Boyle continued with SFX after it was purchased by Clear Channel Entertainment and is now retired. L'Hommedieu managed the Warner Theatre (Washington, D.C.) during the 1980s.

==Later tenants==
When the Cellar Door ceased operating, a comedy club was announced as the next tenant. However, mayor Marion Barry learned that Mafia money was involved, and decided not to grant a liquor license. A few years later, Cafe Seynabou, a restaurant featuring the cuisine of Senegal, opened at the site, but it closed within 24 months. It stayed vacant for quite some time after that. It eventually hosted the Philadelphia Cheesesteak Factory until May 2009, then Capriotti's Sandwich Shop in 2014.
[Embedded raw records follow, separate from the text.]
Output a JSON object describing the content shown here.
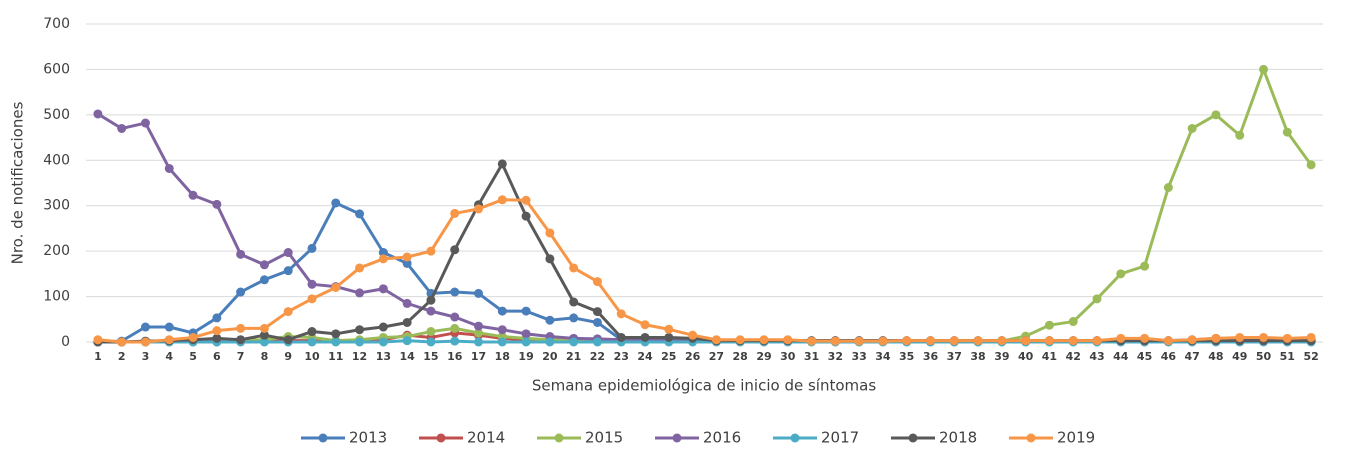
{
  "chart_data": {
    "type": "line",
    "x_label": "Semana epidemiológica de inicio de síntomas",
    "y_label": "Nro. de notificaciones",
    "categories": [
      1,
      2,
      3,
      4,
      5,
      6,
      7,
      8,
      9,
      10,
      11,
      12,
      13,
      14,
      15,
      16,
      17,
      18,
      19,
      20,
      21,
      22,
      23,
      24,
      25,
      26,
      27,
      28,
      29,
      30,
      31,
      32,
      33,
      34,
      35,
      36,
      37,
      38,
      39,
      40,
      41,
      42,
      43,
      44,
      45,
      46,
      47,
      48,
      49,
      50,
      51,
      52
    ],
    "ylim": [
      0,
      700
    ],
    "yticks": [
      0,
      100,
      200,
      300,
      400,
      500,
      600,
      700
    ],
    "grid": true,
    "legend": "bottom",
    "series": [
      {
        "name": "2013",
        "color": "#4a7ebb",
        "values": [
          0,
          2,
          33,
          33,
          20,
          53,
          110,
          137,
          157,
          206,
          306,
          282,
          197,
          173,
          107,
          110,
          107,
          68,
          68,
          48,
          53,
          43,
          5,
          5,
          5,
          3,
          2,
          2,
          2,
          2,
          1,
          1,
          1,
          1,
          1,
          1,
          1,
          1,
          1,
          1,
          1,
          1,
          1,
          1,
          1,
          1,
          1,
          1,
          1,
          1,
          1,
          1
        ]
      },
      {
        "name": "2014",
        "color": "#c0504d",
        "values": [
          0,
          0,
          0,
          2,
          3,
          5,
          3,
          5,
          3,
          3,
          3,
          3,
          5,
          15,
          10,
          20,
          15,
          8,
          5,
          5,
          3,
          3,
          2,
          2,
          2,
          2,
          1,
          1,
          1,
          1,
          1,
          1,
          1,
          1,
          1,
          1,
          1,
          1,
          1,
          1,
          1,
          1,
          1,
          1,
          1,
          1,
          1,
          1,
          1,
          1,
          1,
          1
        ]
      },
      {
        "name": "2015",
        "color": "#9bbb59",
        "values": [
          0,
          0,
          0,
          0,
          0,
          0,
          3,
          5,
          12,
          10,
          3,
          5,
          10,
          12,
          23,
          30,
          20,
          12,
          8,
          5,
          3,
          2,
          2,
          2,
          2,
          2,
          1,
          1,
          1,
          1,
          1,
          1,
          1,
          1,
          1,
          1,
          1,
          1,
          2,
          13,
          37,
          45,
          95,
          150,
          167,
          340,
          470,
          500,
          455,
          600,
          462,
          390
        ]
      },
      {
        "name": "2016",
        "color": "#8064a2",
        "values": [
          502,
          470,
          482,
          382,
          323,
          303,
          193,
          170,
          197,
          127,
          122,
          108,
          117,
          85,
          68,
          55,
          35,
          27,
          18,
          12,
          8,
          7,
          5,
          5,
          5,
          3,
          3,
          3,
          3,
          3,
          3,
          3,
          3,
          3,
          3,
          3,
          3,
          3,
          3,
          3,
          3,
          3,
          3,
          3,
          3,
          3,
          5,
          8,
          5,
          3,
          3,
          3
        ]
      },
      {
        "name": "2017",
        "color": "#4bacc6",
        "values": [
          0,
          0,
          0,
          0,
          0,
          0,
          0,
          0,
          0,
          0,
          0,
          0,
          0,
          3,
          0,
          2,
          0,
          0,
          0,
          0,
          0,
          0,
          0,
          0,
          0,
          0,
          0,
          0,
          0,
          0,
          0,
          0,
          0,
          0,
          0,
          0,
          0,
          0,
          0,
          0,
          0,
          0,
          0,
          0,
          0,
          0,
          0,
          0,
          0,
          0,
          0,
          0
        ]
      },
      {
        "name": "2018",
        "color": "#595959",
        "values": [
          0,
          0,
          2,
          3,
          5,
          8,
          5,
          15,
          5,
          23,
          18,
          27,
          33,
          43,
          92,
          203,
          302,
          392,
          277,
          183,
          88,
          67,
          10,
          10,
          10,
          8,
          3,
          3,
          3,
          3,
          3,
          3,
          3,
          3,
          3,
          3,
          3,
          3,
          3,
          3,
          3,
          3,
          3,
          3,
          3,
          3,
          3,
          3,
          3,
          3,
          3,
          3
        ]
      },
      {
        "name": "2019",
        "color": "#f79646",
        "values": [
          5,
          0,
          0,
          5,
          10,
          25,
          30,
          30,
          67,
          95,
          120,
          163,
          183,
          187,
          200,
          283,
          293,
          313,
          312,
          240,
          163,
          133,
          62,
          38,
          28,
          15,
          5,
          5,
          5,
          5,
          2,
          2,
          2,
          2,
          3,
          3,
          3,
          3,
          3,
          3,
          3,
          3,
          3,
          8,
          8,
          3,
          5,
          8,
          10,
          10,
          8,
          10
        ]
      }
    ]
  }
}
In 2017, Starbucks announced plans to take over the vacant 2,600-square-foot space. Alec Berkman, BISNOW national contributor reported on July 17, 2017 that before its summer break, in June, the Georgetown-Burleith Advisory Neighborhood Commission approved design plans for a Starbucks store. The commission was initially opposed to Starbucks’ signage. However, its opposition was reversed when Starbucks corporate gave a commitment to honor the Cellar Door by exhibiting photos of the many entertainment acts that appeared at the venue over its years of operation at the historic location.

Starbucks permanently closed the historic Georgetown Cellar Door site on September 27th, 2025. The abrupt shutdown was part of a nation-wide restructuring and corporate downsizing that impacted multiple metropolitan Washington, D.C. area stores. The Georgetown store employees and managers were given two days’ notice that they would no longer work at the location. Some were offered an opportunity to transfer to another Starbucks location while others were offered severance pay and laid off immediately.